The Trillium Automobile Dealers Association (CADA) fears the report could lead to further constraints on dealership expansions.
The Municipal Comprehensive Review of Employment Lands was presented to the planning and development committee in the Toronto suburb, March 7.
The report says the city has “difficulty in directing car dealerships to an appropriate land use designation.” It recommends against permitting new- and used-car dealerships in what it zones “business employment land,” where industrial development is preferred.
Car dealerships are considered a “major retail use” and therefore are not permitted on business employment land. Dealerships are, however, permitted on land designated “mixed use.”
Transit-oriented vision
The report says, however, the traditional, land-intensive nature of car dealerships “is not consistent with the transit-oriented vision” of mixed use areas. That’s because most of the mixed-use land in Mississauga is along transit routes. Ontario’s Places to Grow Act mandates strategic growth plans for communities focus on housing and businesses with a higher employment density along those routes.
“The challenge is that many of these mixed-use areas are becoming major transit corridors and we’re trying to intensify these corridors,” said Romas Juknevicius, who authored the report. “The question becomes, if they aren’t appropriate in these mixed-use areas in these transit corridors, where might they be permitted?”
The average Mississauga dealership currently uses 1.8 hectares (4.4 acres) of land and employs 46 people, according to the report.
“Car dealerships are a low employment density land use that would not maximize the productivity of lands,” the report reads. It says an industrial building on the same type of land would employ 63 people.
Andrew Whittimore, Mississauga’s director of planning strategies, insisted the city “is not banning car dealerships whatsoever.”

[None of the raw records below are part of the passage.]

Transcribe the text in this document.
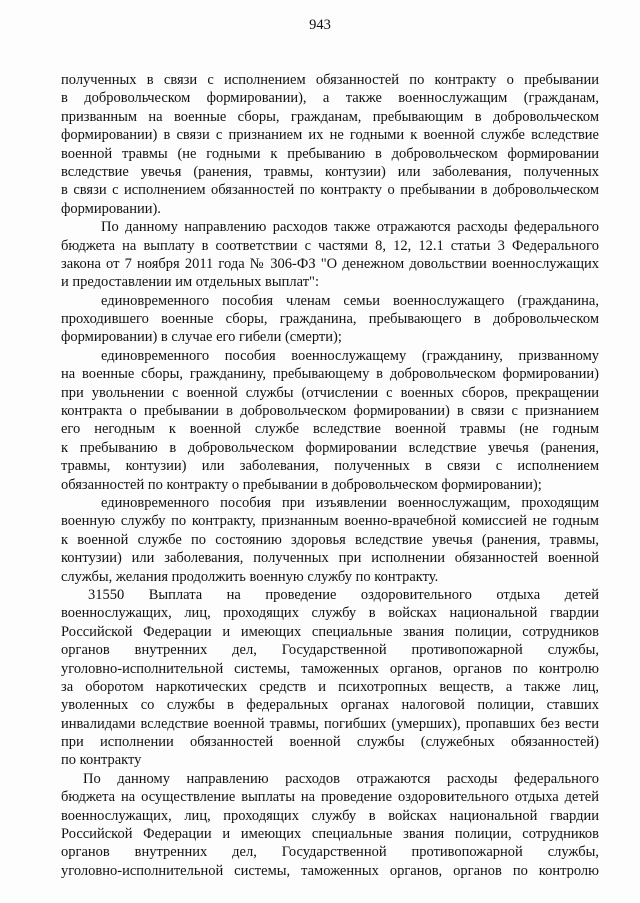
943
полученных в связи с исполнением обязанностей по контракту о пребывании
в добровольческом формировании), а также военнослужащим (гражданам,
призванным на военные сборы, гражданам, пребывающим в добровольческом
формировании) в связи с признанием их не годными к военной службе вследствие
военной травмы (не годными к пребыванию в добровольческом формировании
вследствие увечья (ранения, травмы, контузии) или заболевания, полученных
в связи с исполнением обязанностей по контракту о пребывании в добровольческом
формировании).
По данному направлению расходов также отражаются расходы федерального
бюджета на выплату в соответствии с частями 8, 12, 12.1 статьи 3 Федерального
закона от 7 ноября 2011 года № 306-ФЗ "О денежном довольствии военнослужащих
и предоставлении им отдельных выплат":
единовременного пособия членам семьи военнослужащего (гражданина,
проходившего военные сборы, гражданина, пребывающего в добровольческом
формировании) в случае его гибели (смерти);
единовременного пособия военнослужащему (гражданину, призванному
на военные сборы, гражданину, пребывающему в добровольческом формировании)
при увольнении с военной службы (отчислении с военных сборов, прекращении
контракта о пребывании в добровольческом формировании) в связи с признанием
его негодным к военной службе вследствие военной травмы (не годным
к пребыванию в добровольческом формировании вследствие увечья (ранения,
травмы, контузии) или заболевания, полученных в связи с исполнением
обязанностей по контракту о пребывании в добровольческом формировании);
единовременного пособия при изъявлении военнослужащим, проходящим
военную службу по контракту, признанным военно-врачебной комиссией не годным
к военной службе по состоянию здоровья вследствие увечья (ранения, травмы,
контузии) или заболевания, полученных при исполнении обязанностей военной
службы, желания продолжить военную службу по контракту.
31550 Выплата на проведение оздоровительного отдыха детей
военнослужащих, лиц, проходящих службу в войсках национальной гвардии
Российской Федерации и имеющих специальные звания полиции, сотрудников
органов внутренних дел, Государственной противопожарной службы,
уголовно-исполнительной системы, таможенных органов, органов по контролю
за оборотом наркотических средств и психотропных веществ, а также лиц,
уволенных со службы в федеральных органах налоговой полиции, ставших
инвалидами вследствие военной травмы, погибших (умерших), пропавших без вести
при исполнении обязанностей военной службы (служебных обязанностей)
по контракту
По данному направлению расходов отражаются расходы федерального
бюджета на осуществление выплаты на проведение оздоровительного отдыха детей
военнослужащих, лиц, проходящих службу в войсках национальной гвардии
Российской Федерации и имеющих специальные звания полиции, сотрудников
органов внутренних дел, Государственной противопожарной службы,
уголовно-исполнительной системы, таможенных органов, органов по контролю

He said no decision on future development or permits has been made, and the report hasn’t even gone to council.
Whittimore said the issue of dealerships arose because the city was receiving applications and inquiries about putting car dealerships in employment land areas.

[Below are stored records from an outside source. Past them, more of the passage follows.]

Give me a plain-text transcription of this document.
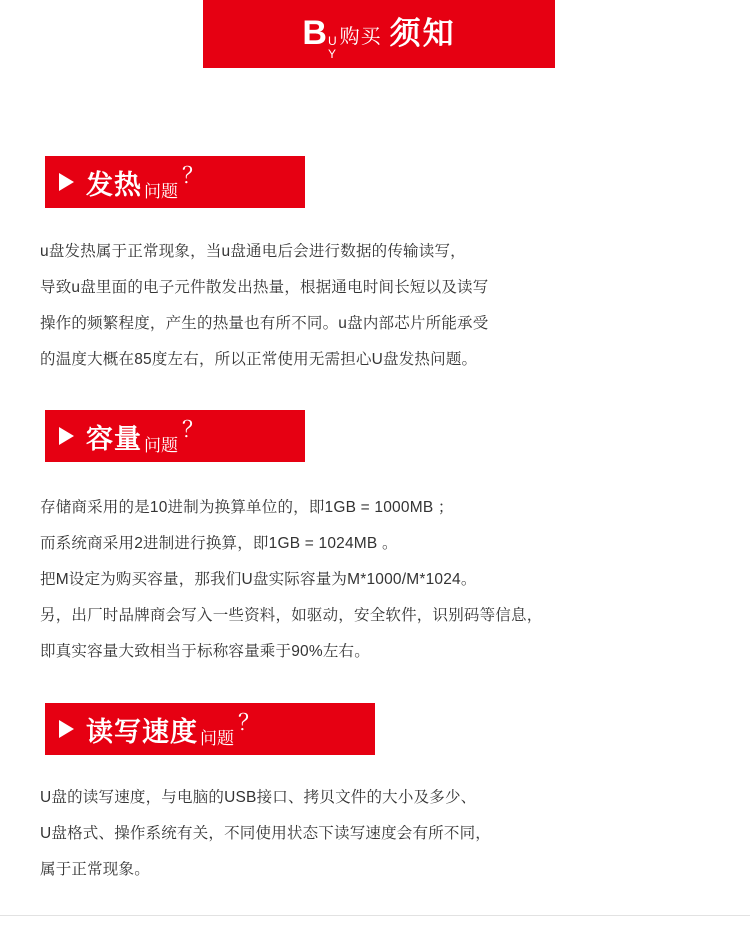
B U
Y
购买 须知
发热 问题
？

u盘发热属于正常现象，当u盘通电后会进行数据的传输读写，

导致u盘里面的电子元件散发出热量，根据通电时间长短以及读写

操作的频繁程度，产生的热量也有所不同。u盘内部芯片所能承受

的温度大概在85度左右，所以正常使用无需担心U盘发热问题。

容量 问题
？

存储商采用的是10进制为换算单位的，即1GB = 1000MB ；

而系统商采用2进制进行换算，即1GB = 1024MB 。

把M设定为购买容量，那我们U盘实际容量为M*1000/M*1024。

另，出厂时品牌商会写入一些资料，如驱动，安全软件，识别码等信息，

即真实容量大致相当于标称容量乘于90%左右。

读写速度 问题
？

U盘的读写速度，与电脑的USB接口、拷贝文件的大小及多少、

U盘格式、操作系统有关，不同使用状态下读写速度会有所不同，

属于正常现象。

“So, we tagged that on to the overall study around major transit stations to get the consultant to tell us what kind of implication car dealerships might have,” Whittimore said.
Land in short supply
There are 121 auto dealerships in Mississauga and that number is expected to increase at a rate of one per year if the city goes against the report and continues to permit them.
The report predicts 17 per cent of the city’s remaining 782 hectares (1,932 acres) of employment land will be taken over by car dealerships by 2041 if the city continues to approve expansion and new dealerships.

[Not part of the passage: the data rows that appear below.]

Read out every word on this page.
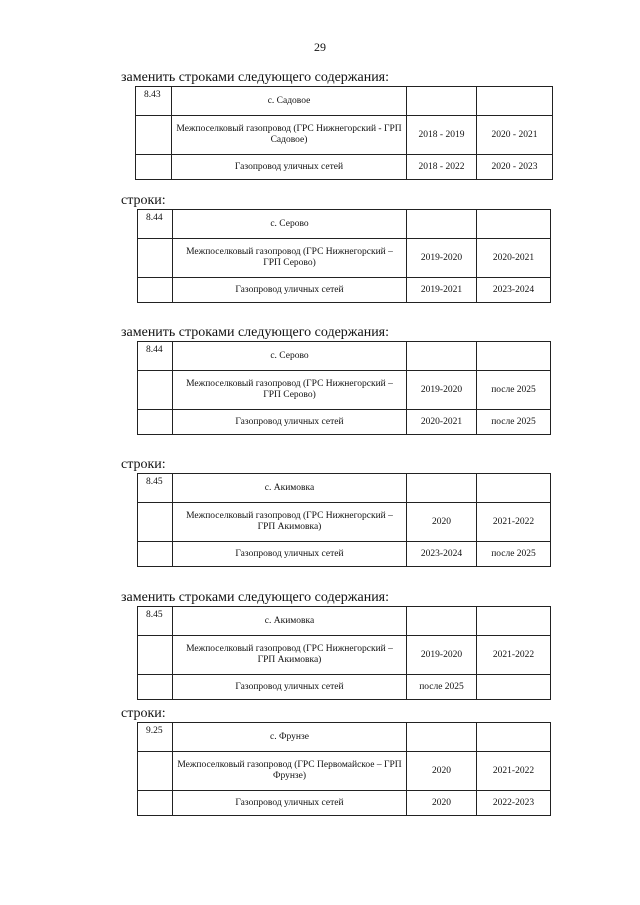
29
заменить строками следующего содержания:
8.43	с. Садовое		
	Межпоселковый газопровод (ГРС Нижнегорский - ГРП Садовое)	2018 - 2019	2020 - 2021
	Газопровод уличных сетей	2018 - 2022	2020 - 2023
строки:
8.44	с. Серово		
	Межпоселковый газопровод (ГРС Нижнегорский – ГРП Серово)	2019-2020	2020-2021
	Газопровод уличных сетей	2019-2021	2023-2024
заменить строками следующего содержания:
8.44	с. Серово		
	Межпоселковый газопровод (ГРС Нижнегорский – ГРП Серово)	2019-2020	после 2025
	Газопровод уличных сетей	2020-2021	после 2025
строки:
8.45	с. Акимовка		
	Межпоселковый газопровод (ГРС Нижнегорский – ГРП Акимовка)	2020	2021-2022
	Газопровод уличных сетей	2023-2024	после 2025
заменить строками следующего содержания:
8.45	с. Акимовка		
	Межпоселковый газопровод (ГРС Нижнегорский – ГРП Акимовка)	2019-2020	2021-2022
	Газопровод уличных сетей	после 2025	
строки:
9.25	с. Фрунзе		
	Межпоселковый газопровод (ГРС Первомайское – ГРП Фрунзе)	2020	2021-2022
	Газопровод уличных сетей	2020	2022-2023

Juknevicius said the city may still allow expansion and new dealerships in mixed use areas but “under different urban design parameters.”
But that might not be possible either because the size and structure of new car dealerships are often mandated by the manufacturer.
Mississauga Councillor Nando Iannicca told the Mississauga News that the report unfairly targeted the auto industry and will hurt businesses looking to expand.
“We need to allow these people to remain competitive,” he told the paper.
At first blush, the Trillium Automobile Dealers Association (TADA) called the report “a war on the car lot.”
Ontario’s new car dealers employ 53,000 women and men and help generate $37 billion dollars every year in economic activity, TADA says.
Ignore report, TADA urges
“Governments should help dealerships expand and grow to help create jobs for Ontarians,” TADA President Bob Redinger said in a statement. “Supporting Ontario’s auto sector means having policies in place that help generate economic activity and create jobs. Mississauga City Council can support the auto sector by ignoring this report and making it easier for businesses to expand if they so choose.”
TADA wants the report “shelved,” but Whitmore and Juknevicius said the city will continue to study the issue. It’s not yet known when – or even if – the matter will come before council.